Tytułem wstępu…
6 gru 2016 14:55
Czy nam się to podoba, czy nie, czytelnicy głosują swoimi portfelami i coraz częściej wybierają e-booki. W Stanach Zjednoczonych sprzedaż e-książek po raz pierwszy
w historii przewyższyła wolumen sprzedaży książek w oprawie twardej. Według Bowker Global eBook Research, za rozwój światowego rynku książki elektronicznej odpowiadają przede wszystkim Indie, Australia, Wielka Brytania i właśnie USA. Maruderami, jeżeli chodzi o adopcję nowej technologii, są Japonia i Francja.

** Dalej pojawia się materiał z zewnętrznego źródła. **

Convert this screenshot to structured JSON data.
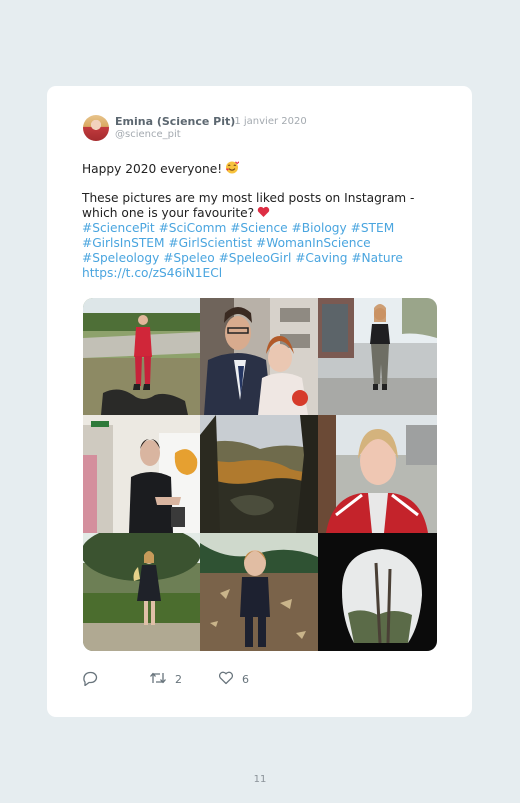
{
  "post": {
    "author_name": "Emina (Science Pit)",
    "date": "· 1 janvier 2020",
    "handle": "@science_pit",
    "line1": "Happy 2020 everyone!",
    "line2": "These pictures are my most liked posts on Instagram -",
    "line3": "which one is your favourite?",
    "tags1": "#SciencePit #SciComm #Science #Biology #STEM",
    "tags2": "#GirlsInSTEM #GirlScientist #WomanInScience",
    "tags3": "#Speleology #Speleo #SpeleoGirl #Caving #Nature",
    "link": "https://t.co/zS46iN1ECl"
  },
  "photos": [
    {
      "caption": "field-road-red-suit"
    },
    {
      "caption": "couple-formal"
    },
    {
      "caption": "street-black-top"
    },
    {
      "caption": "lab-presentation"
    },
    {
      "caption": "valley-autumn"
    },
    {
      "caption": "selfie-red-jacket"
    },
    {
      "caption": "park-dress"
    },
    {
      "caption": "forest-path"
    },
    {
      "caption": "cave-entrance"
    }
  ],
  "actions": {
    "reply_count": "",
    "retweet_count": "2",
    "like_count": "6"
  },
  "footer": {
    "page_number": "11"
  },
  "colors": {
    "link": "#4aa5df",
    "background": "#e6edf0",
    "heart": "#e0245e"
  },
  "icons": {
    "emoji1": "smiling-face-with-hearts-icon",
    "emoji2": "red-heart-icon"
  }
}
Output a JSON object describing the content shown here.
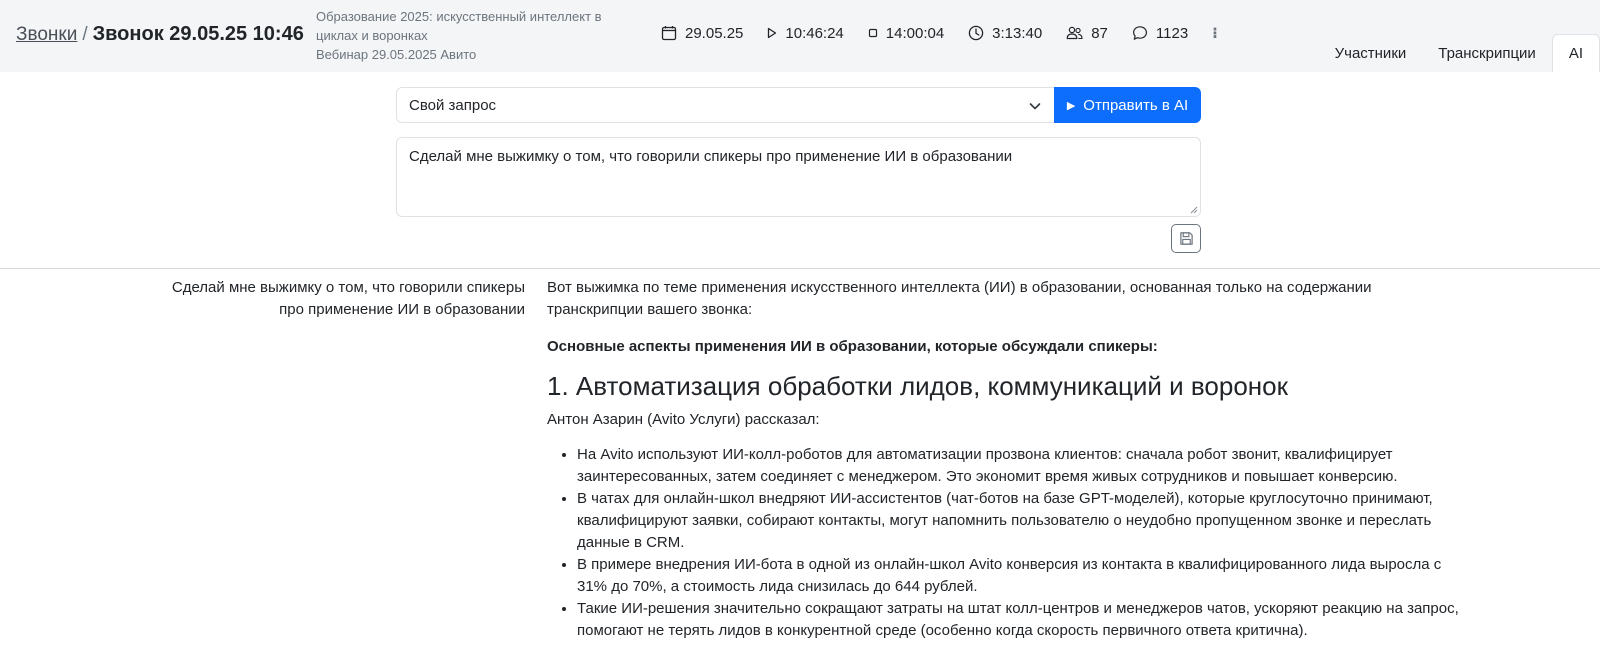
{
  "header": {
    "breadcrumb_link": "Звонки",
    "breadcrumb_sep": "/",
    "title": "Звонок 29.05.25 10:46",
    "meta_title": "Образование 2025: искусственный интеллект в циклах и воронках",
    "meta_subtitle": "Вебинар 29.05.2025 Авито",
    "stats": {
      "date": "29.05.25",
      "start_time": "10:46:24",
      "end_time": "14:00:04",
      "duration": "3:13:40",
      "participants": "87",
      "messages": "1123",
      "more": "⁝"
    },
    "tabs": [
      {
        "label": "Участники",
        "active": false
      },
      {
        "label": "Транскрипции",
        "active": false
      },
      {
        "label": "AI",
        "active": true
      }
    ]
  },
  "query": {
    "select_value": "Свой запрос",
    "send_label": "Отправить в AI",
    "prompt_text": "Сделай мне выжимку о том, что говорили спикеры про применение ИИ в образовании"
  },
  "conversation": {
    "question": "Сделай мне выжимку о том, что говорили спикеры про применение ИИ в образовании",
    "intro": "Вот выжимка по теме применения искусственного интеллекта (ИИ) в образовании, основанная только на содержании транскрипции вашего звонка:",
    "section_heading": "Основные аспекты применения ИИ в образовании, которые обсуждали спикеры:",
    "h1": "1. Автоматизация обработки лидов, коммуникаций и воронок",
    "speaker_line": "Антон Азарин (Avito Услуги) рассказал:",
    "bullets": [
      "На Avito используют ИИ-колл-роботов для автоматизации прозвона клиентов: сначала робот звонит, квалифицирует заинтересованных, затем соединяет с менеджером. Это экономит время живых сотрудников и повышает конверсию.",
      "В чатах для онлайн-школ внедряют ИИ-ассистентов (чат-ботов на базе GPT-моделей), которые круглосуточно принимают, квалифицируют заявки, собирают контакты, могут напомнить пользователю о неудобно пропущенном звонке и переслать данные в CRM.",
      "В примере внедрения ИИ-бота в одной из онлайн-школ Avito конверсия из контакта в квалифицированного лида выросла с 31% до 70%, а стоимость лида снизилась до 644 рублей.",
      "Такие ИИ-решения значительно сокращают затраты на штат колл-центров и менеджеров чатов, ускоряют реакцию на запрос, помогают не терять лидов в конкурентной среде (особенно когда скорость первичного ответа критична)."
    ]
  },
  "colors": {
    "accent": "#0d6efd",
    "header_bg": "#f4f5f7",
    "text": "#212529",
    "muted": "#6c757d"
  },
  "icons": [
    "calendar-icon",
    "play-icon",
    "stop-icon",
    "clock-icon",
    "people-icon",
    "chat-icon",
    "more-icon",
    "chevron-down-icon",
    "save-icon"
  ]
}
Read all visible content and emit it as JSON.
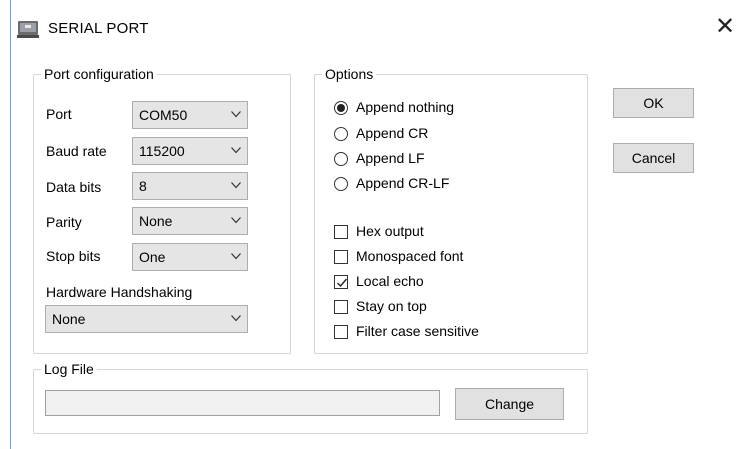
{
  "window": {
    "title": "SERIAL PORT",
    "close_glyph": "✕",
    "title_icon": "serial-port-icon"
  },
  "port_configuration": {
    "legend": "Port configuration",
    "fields": [
      {
        "label": "Port",
        "value": "COM50"
      },
      {
        "label": "Baud rate",
        "value": "115200"
      },
      {
        "label": "Data bits",
        "value": "8"
      },
      {
        "label": "Parity",
        "value": "None"
      },
      {
        "label": "Stop bits",
        "value": "One"
      }
    ],
    "handshaking": {
      "label": "Hardware Handshaking",
      "value": "None"
    }
  },
  "options": {
    "legend": "Options",
    "radios": [
      {
        "label": "Append nothing",
        "checked": true
      },
      {
        "label": "Append CR",
        "checked": false
      },
      {
        "label": "Append LF",
        "checked": false
      },
      {
        "label": "Append CR-LF",
        "checked": false
      }
    ],
    "checkboxes": [
      {
        "label": "Hex output",
        "checked": false
      },
      {
        "label": "Monospaced font",
        "checked": false
      },
      {
        "label": "Local echo",
        "checked": true
      },
      {
        "label": "Stay on top",
        "checked": false
      },
      {
        "label": "Filter case sensitive",
        "checked": false
      }
    ]
  },
  "buttons": {
    "ok": "OK",
    "cancel": "Cancel"
  },
  "log_file": {
    "legend": "Log File",
    "path": "",
    "change_button": "Change"
  }
}
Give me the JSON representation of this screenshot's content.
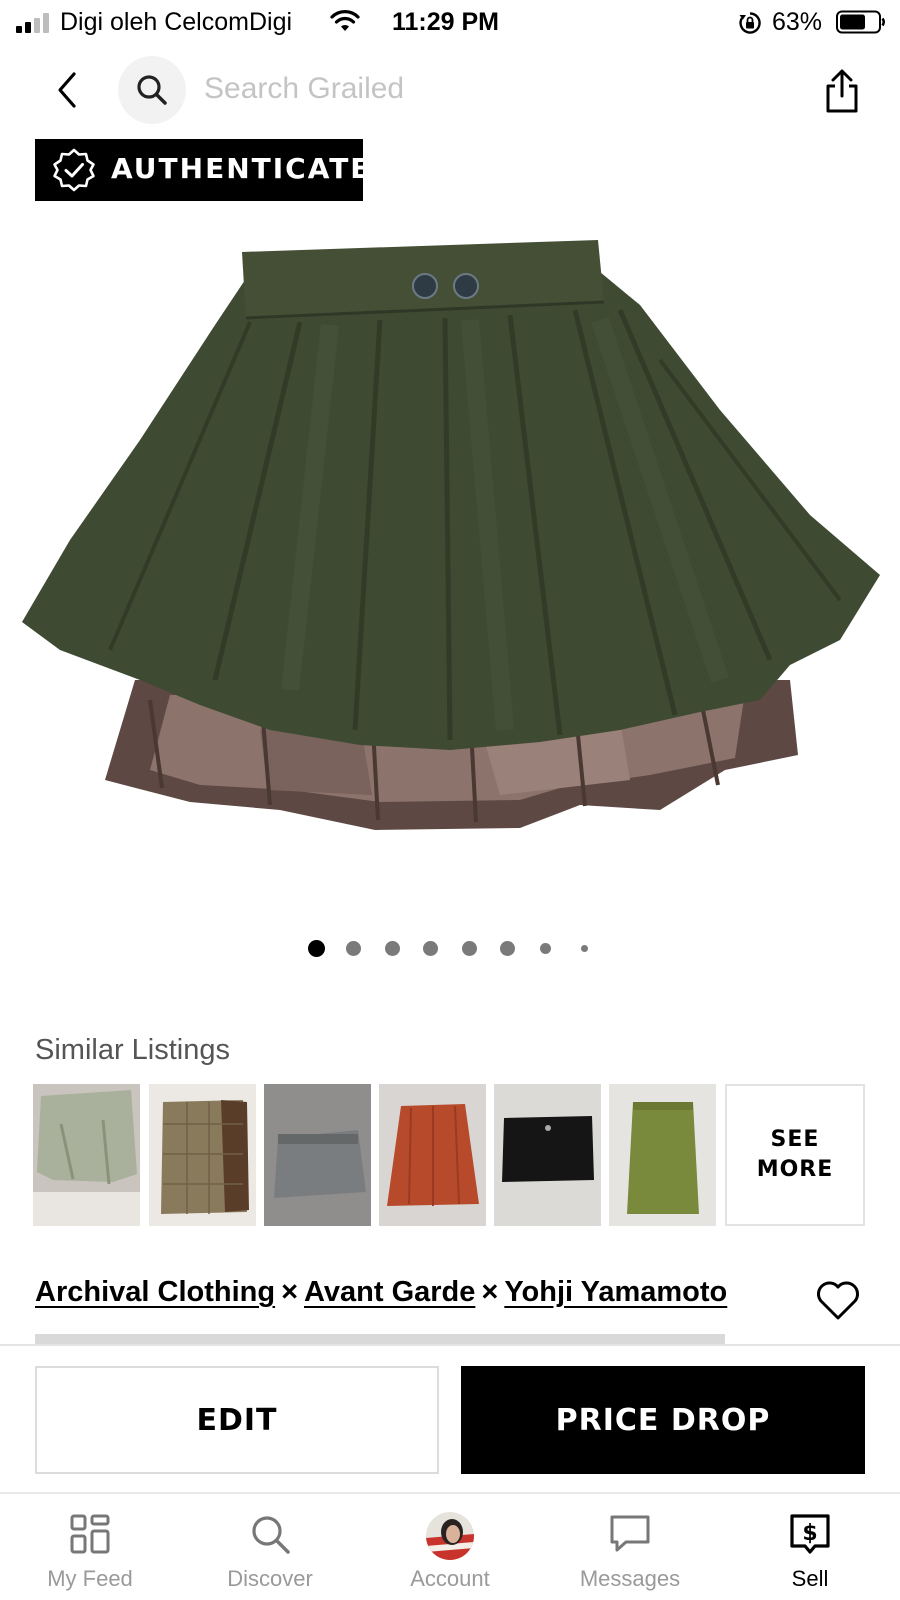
{
  "status_bar": {
    "carrier": "Digi oleh CelcomDigi",
    "time": "11:29 PM",
    "battery": "63%"
  },
  "header": {
    "search_placeholder": "Search Grailed",
    "icons": [
      "back-icon",
      "search-icon",
      "share-icon"
    ]
  },
  "badge": {
    "label": "AUTHENTICATED",
    "icon": "verified-check-icon"
  },
  "carousel": {
    "total": 8,
    "active_index": 0
  },
  "similar_listings": {
    "title": "Similar Listings",
    "items": [
      {
        "color": "#a9b09b"
      },
      {
        "color": "#8a7a5c"
      },
      {
        "color": "#7a7d80"
      },
      {
        "color": "#b84a2c"
      },
      {
        "color": "#151515"
      },
      {
        "color": "#7a8a3c"
      }
    ],
    "see_more": "SEE MORE"
  },
  "listing": {
    "brands": [
      "Archival Clothing",
      "Avant Garde",
      "Yohji Yamamoto"
    ],
    "separator": "×"
  },
  "actions": {
    "edit": "EDIT",
    "price_drop": "PRICE DROP"
  },
  "tab_bar": {
    "tabs": [
      {
        "label": "My Feed",
        "icon": "feed-grid-icon"
      },
      {
        "label": "Discover",
        "icon": "search-icon"
      },
      {
        "label": "Account",
        "icon": "avatar"
      },
      {
        "label": "Messages",
        "icon": "message-bubble-icon"
      },
      {
        "label": "Sell",
        "icon": "dollar-tag-icon"
      }
    ],
    "active": "Sell"
  },
  "colors": {
    "accent": "#000000",
    "muted_text": "#9a9a9a",
    "placeholder": "#c4c4c4",
    "skirt_green": "#3f4a32",
    "leather_brown": "#6b5550"
  }
}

Co ciekawe, świadomość istnienia tej metody czytania książek wcale nie idzie w parze z wielkością sprzedaży. Francja jest najbardziej z nią zaznajomiona, jednak sprzedaż e-booków jest w niej pięciokrotnie niższa niż w Indiach. Kindle i iPad zdominowały rynek książek elektronicznych – w największym stopniu literaturę taką jak fikcja, poezja, biografie, w mniejszym – pozycje
podróżnicze czy językowe. W te wciąż wolimy zagłębiać się w wersji papierowej. Czynnikiem decydującym jest niższa cena e-booków, przy czym za czytniki wciąż musimy
zapłacić, choć z pewnością będą tanieć. W wielu opracowaniach dotyczących rynku
wydawniczego napotykam stwierdzenia, iż czytniki zdominują rynek dziełowy znacznie szybciej niż prasowy. Wynika to przede wszystkim z faktu, że od dekady przyzwycza-
jeni jesteśmy czytać wiadomości za darmo w Internecie, w związku z czym ponad
90 proc. gazet online dostępnych jest nieodpłatnie, a to ogranicza dynamiczny rozwój. Według badań firmy Bain główne bariery w masowej adopcji e-booków to niechęć
do porzucenia „papierowych doznań” (41 proc. wskazań), zbyt wysoka cena czytników (35 proc. wskazań), szybsze męczenie się czytaniem na ekranie niż na papierze (33 proc. wskazań), zbyt wysoka cena książek w wersji cyfrowej (25 proc. wskazań) oraz brak sprawności w posługiwaniu się czytnikiem, podatność czytników na uszkodzenia i wreszcie brak możliwości skorzystania z porady księgarza. Dobra wiadomość dla drukarzy i wydawców jest taka, że nostalgia za obcowaniem z papierem jest niezależna od generacji – wszystkie badane grupy wiekowe lubią książkę papierową jako przedmiot, co gwarantuje – przynajmniej na razie – jakiś poziom koegzystencji pomiędzy
tymi mediami.
Budujący w tej kwestii był również referat Andrzeja Tomaszewskiego, wygłoszony podczas Konferencji Poligraficznej w Inowrocławiu: „Uważa się, że książka i e-książka przez długi czas będą funkcjonowały równolegle. Tempo rozwoju książki elektronicznej będzie szybsze. Programiści e-booków przyznają, że ich przygotowanie jest dzisiaj wciąż znacznie trudniejsze niż przygotowanie wersji drukowanej. Stopniowo musi wykształcić się nowy typ edytorów, projektantów graficznych i technicznych, jak ma to miejsce w innych transformujących się zawodach. Drukarnie zaś będą miały sporo czasu na ewolucyjne, a nie – rewolucyjne przystosowanie się do nadchodzących zmian.” Zatem życzę miłej lektury papierowej Poligrafiki!